The CCF receives its funding from employer contributions negotiated by Unifor on behalf of members. There are currently 28 contributing employer partners, with the union working to increase that number in its ongoing collective bargaining process.

Since its inception in 2016, the CCF has donated almost $750,000 to multiple organizations to aid communities across the country.

When disaster struck, the CCF was there to help families in their hour of need and in the rebuilding effort. In 2018, the fund donated a total of $125,000 to the Canadian Red Cross to provide emergency supplies and shelter in the aftermath of record flooding in New Brunswick, devastating wildfires in British Columbia and destructive tornadoes in Quebec and Ontario.

 

The Toronto Strong Fund also received a $50,000 donation to help victims and survivors of the misogynist van attack that claimed ten lives and shattered many more.

In keeping with the CCF goal to create a fair and equal society, funding was provided to Equal Voice, a non-partisan organization dedicated to electing more women to all levels of political office in Canada.  The $30,000 donation was directed to the Equal Voice Daughters of the Vote initiative, which brings emerging young women leaders from every federal riding to Ottawa to take their respective MP’s seat in Parliament for a historic sitting of the House of Commons. 

The CCF broke new ground, literally, with a $100,000 donation to the Forster Hub Seeding Community Project, an innovative indoor agriculture program in Windsor, Ontario. The greenhouse farms, operated by charities and NGO’s, can grow one acres’ worth of crops in just 36 square feet using 98 per cent less water and no pesticides. The community owned farms supply sustainable growth fresh produce while putting the needs of people, neighbourhoods and the planet first.
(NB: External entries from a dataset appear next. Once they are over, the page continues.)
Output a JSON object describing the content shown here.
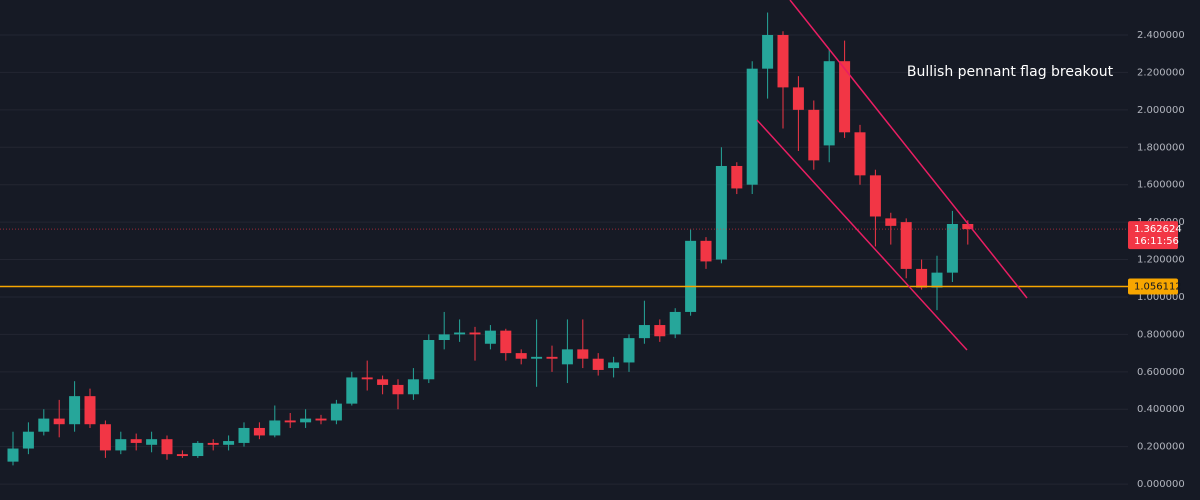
{
  "chart_data": {
    "type": "candlestick",
    "annotation": "Bullish pennant flag breakout",
    "up_color": "#26a69a",
    "down_color": "#f23645",
    "grid": true,
    "ylim": [
      -0.085,
      2.587
    ],
    "yticks": [
      {
        "value": 0,
        "label": "0.000000"
      },
      {
        "value": 0.2,
        "label": "0.200000"
      },
      {
        "value": 0.4,
        "label": "0.400000"
      },
      {
        "value": 0.6,
        "label": "0.600000"
      },
      {
        "value": 0.8,
        "label": "0.800000"
      },
      {
        "value": 1.0,
        "label": "1.000000"
      },
      {
        "value": 1.2,
        "label": "1.200000"
      },
      {
        "value": 1.4,
        "label": "1.400000"
      },
      {
        "value": 1.6,
        "label": "1.600000"
      },
      {
        "value": 1.8,
        "label": "1.800000"
      },
      {
        "value": 2.0,
        "label": "2.000000"
      },
      {
        "value": 2.2,
        "label": "2.200000"
      },
      {
        "value": 2.4,
        "label": "2.400000"
      }
    ],
    "last_price": 1.362624,
    "countdown": "16:11:56",
    "horizontal_line": {
      "value": 1.056112,
      "color": "#f7a600"
    },
    "open": [
      0.12,
      0.19,
      0.28,
      0.35,
      0.32,
      0.47,
      0.32,
      0.18,
      0.24,
      0.21,
      0.24,
      0.16,
      0.15,
      0.22,
      0.21,
      0.22,
      0.3,
      0.26,
      0.34,
      0.33,
      0.35,
      0.34,
      0.43,
      0.57,
      0.56,
      0.53,
      0.48,
      0.56,
      0.77,
      0.8,
      0.81,
      0.75,
      0.82,
      0.7,
      0.67,
      0.68,
      0.64,
      0.72,
      0.67,
      0.62,
      0.65,
      0.78,
      0.85,
      0.8,
      0.92,
      1.3,
      1.2,
      1.7,
      1.6,
      2.22,
      2.4,
      2.12,
      2.0,
      1.81,
      2.26,
      1.88,
      1.65,
      1.42,
      1.4,
      1.15,
      1.05,
      1.13,
      1.39
    ],
    "high": [
      0.28,
      0.33,
      0.4,
      0.45,
      0.55,
      0.51,
      0.34,
      0.28,
      0.27,
      0.28,
      0.26,
      0.18,
      0.23,
      0.24,
      0.26,
      0.33,
      0.33,
      0.42,
      0.38,
      0.4,
      0.37,
      0.45,
      0.6,
      0.66,
      0.58,
      0.56,
      0.62,
      0.8,
      0.92,
      0.88,
      0.84,
      0.85,
      0.83,
      0.72,
      0.88,
      0.74,
      0.88,
      0.88,
      0.7,
      0.68,
      0.8,
      0.98,
      0.88,
      0.94,
      1.36,
      1.32,
      1.8,
      1.72,
      2.26,
      2.52,
      2.42,
      2.18,
      2.05,
      2.32,
      2.37,
      1.92,
      1.68,
      1.45,
      1.42,
      1.2,
      1.22,
      1.46,
      1.41
    ],
    "low": [
      0.1,
      0.16,
      0.26,
      0.25,
      0.28,
      0.3,
      0.14,
      0.16,
      0.18,
      0.17,
      0.13,
      0.14,
      0.14,
      0.18,
      0.18,
      0.2,
      0.24,
      0.25,
      0.3,
      0.3,
      0.32,
      0.32,
      0.42,
      0.5,
      0.48,
      0.4,
      0.45,
      0.54,
      0.72,
      0.76,
      0.66,
      0.72,
      0.66,
      0.64,
      0.52,
      0.6,
      0.54,
      0.62,
      0.58,
      0.57,
      0.6,
      0.75,
      0.76,
      0.78,
      0.9,
      1.15,
      1.18,
      1.55,
      1.55,
      2.06,
      1.9,
      1.78,
      1.68,
      1.72,
      1.85,
      1.6,
      1.27,
      1.28,
      1.1,
      1.04,
      0.93,
      1.08,
      1.28
    ],
    "close": [
      0.19,
      0.28,
      0.35,
      0.32,
      0.47,
      0.32,
      0.18,
      0.24,
      0.22,
      0.24,
      0.16,
      0.15,
      0.22,
      0.21,
      0.23,
      0.3,
      0.26,
      0.34,
      0.33,
      0.35,
      0.34,
      0.43,
      0.57,
      0.56,
      0.53,
      0.48,
      0.56,
      0.77,
      0.8,
      0.81,
      0.8,
      0.82,
      0.7,
      0.67,
      0.68,
      0.67,
      0.72,
      0.67,
      0.61,
      0.65,
      0.78,
      0.85,
      0.79,
      0.92,
      1.3,
      1.19,
      1.7,
      1.58,
      2.22,
      2.4,
      2.12,
      2.0,
      1.73,
      2.26,
      1.88,
      1.65,
      1.43,
      1.38,
      1.15,
      1.05,
      1.13,
      1.39,
      1.362624
    ]
  }
}
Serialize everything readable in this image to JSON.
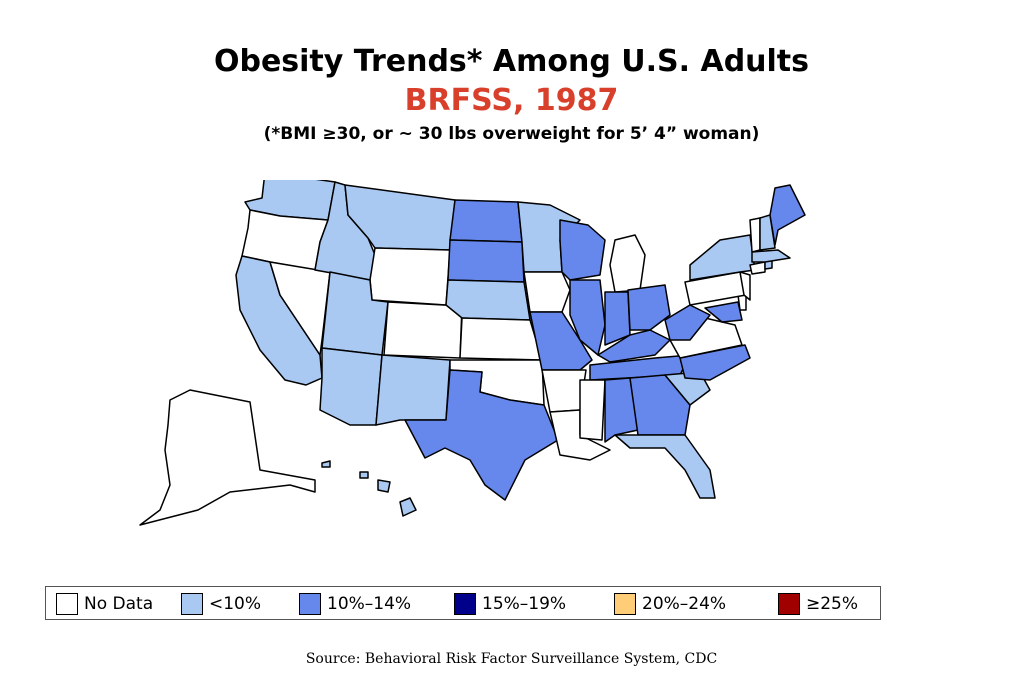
{
  "header": {
    "title": "Obesity Trends* Among U.S. Adults",
    "subtitle": "BRFSS, 1987",
    "note": "(*BMI ≥30, or ~ 30 lbs overweight for 5’ 4” woman)"
  },
  "colors": {
    "no_data": "#ffffff",
    "lt10": "#a9c9f3",
    "p10_14": "#6688ec",
    "p15_19": "#00008b",
    "p20_24": "#ffcc77",
    "ge25": "#a00000",
    "title_red": "#d9402c"
  },
  "legend": [
    {
      "label": "No Data",
      "color": "#ffffff"
    },
    {
      "label": "<10%",
      "color": "#a9c9f3"
    },
    {
      "label": "10%–14%",
      "color": "#6688ec"
    },
    {
      "label": "15%–19%",
      "color": "#00008b"
    },
    {
      "label": "20%–24%",
      "color": "#ffcc77"
    },
    {
      "label": "≥25%",
      "color": "#a00000"
    }
  ],
  "states": {
    "no_data": [
      "OR",
      "NV",
      "WY",
      "CO",
      "KS",
      "OK",
      "AR",
      "IA",
      "MI",
      "LA",
      "MS",
      "VA",
      "PA",
      "VT",
      "NJ",
      "CT",
      "DE",
      "AK"
    ],
    "lt10": [
      "WA",
      "CA",
      "ID",
      "MT",
      "UT",
      "AZ",
      "NM",
      "NE",
      "MN",
      "NY",
      "NH",
      "MA",
      "SC",
      "FL",
      "HI",
      "RI"
    ],
    "p10_14": [
      "ND",
      "SD",
      "TX",
      "MO",
      "WI",
      "IL",
      "IN",
      "OH",
      "KY",
      "TN",
      "WV",
      "NC",
      "AL",
      "GA",
      "ME",
      "MD"
    ]
  },
  "source": "Source: Behavioral Risk Factor Surveillance System, CDC"
}
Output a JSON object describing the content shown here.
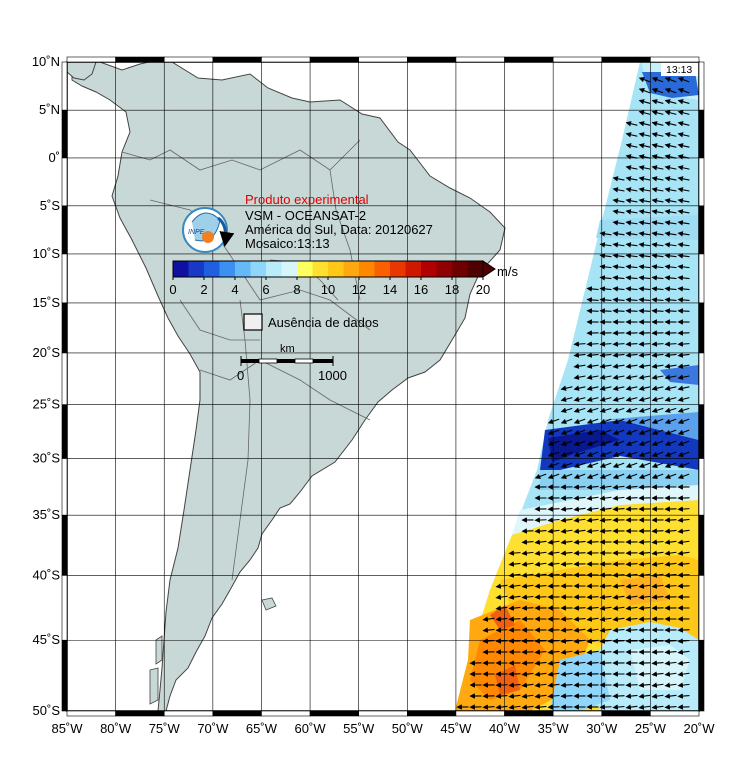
{
  "map": {
    "title": "Produto experimental",
    "line1": "VSM - OCEANSAT-2",
    "line2": "América do Sul, Data: 20120627",
    "line3": "Mosaico:13:13",
    "time_badge": "13:13",
    "logo_label": "INPE",
    "colorbar": {
      "unit": "m/s",
      "ticks": [
        "0",
        "2",
        "4",
        "6",
        "8",
        "10",
        "12",
        "14",
        "16",
        "18",
        "20"
      ],
      "range": [
        0,
        20
      ],
      "colors": [
        "#1010a0",
        "#1838c8",
        "#2060e0",
        "#3c90f0",
        "#66b8f6",
        "#90d6fa",
        "#b8ecfb",
        "#d6f6fb",
        "#ffff60",
        "#ffe030",
        "#ffc818",
        "#ffa810",
        "#ff8800",
        "#f86000",
        "#e83800",
        "#d01800",
        "#b00000",
        "#900000",
        "#700000",
        "#500000"
      ]
    },
    "missing_data_label": "Ausência de dados",
    "scalebar": {
      "title": "km",
      "start": "0",
      "end": "1000"
    },
    "lat_labels": [
      "10˚N",
      "5˚N",
      "0˚",
      "5˚S",
      "10˚S",
      "15˚S",
      "20˚S",
      "25˚S",
      "30˚S",
      "35˚S",
      "40˚S",
      "45˚S",
      "50˚S"
    ],
    "lon_labels": [
      "85˚W",
      "80˚W",
      "75˚W",
      "70˚W",
      "65˚W",
      "60˚W",
      "55˚W",
      "50˚W",
      "45˚W",
      "40˚W",
      "35˚W",
      "30˚W",
      "25˚W",
      "20˚W"
    ],
    "lat_values": [
      10,
      5,
      0,
      -5,
      -10,
      -15,
      -20,
      -25,
      -30,
      -35,
      -40,
      -45,
      -50
    ],
    "lon_values": [
      -85,
      -80,
      -75,
      -70,
      -65,
      -60,
      -55,
      -50,
      -45,
      -40,
      -35,
      -30,
      -25,
      -20
    ],
    "extent": {
      "lon": [
        -85,
        -20
      ],
      "lat": [
        -50,
        10
      ]
    },
    "colors": {
      "land": "#c8d8d6",
      "coast": "#444444",
      "grid": "#000000",
      "title": "#e00000"
    }
  }
}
In support of Truth and Reconciliation, the CCF has forged partnerships with the Truth and Reconciliation Community Bobcaygeon and Halifax’s Mi’kmaw Native Friendship Centre.

CN Rail contributions to the Canadian Community Fund were matched by Unifor to donate a total of $250,000 to Indspire, in support of scholarship and bursary program for Indigenous students, in 2016 and $250,000 to the First Nations Child and Family Caring Society of Canada in 2017.

The fund’s largest project to date has been the Unifor Canadian Community Fund Training Centre, built in cooperation with the Shoal Lake 40 First Nation. For almost a hundred years, the First Nation has remained cut off from the mainland and is only accessible by boat in the summer and a dangerous ice road in the winter. The Centre provided training to local workers for the ‘Freedom Road’ project, a 24-kilometre road connecting Shoal Lake 40 to the Trans-Canada Highway expected to complete in spring 2019.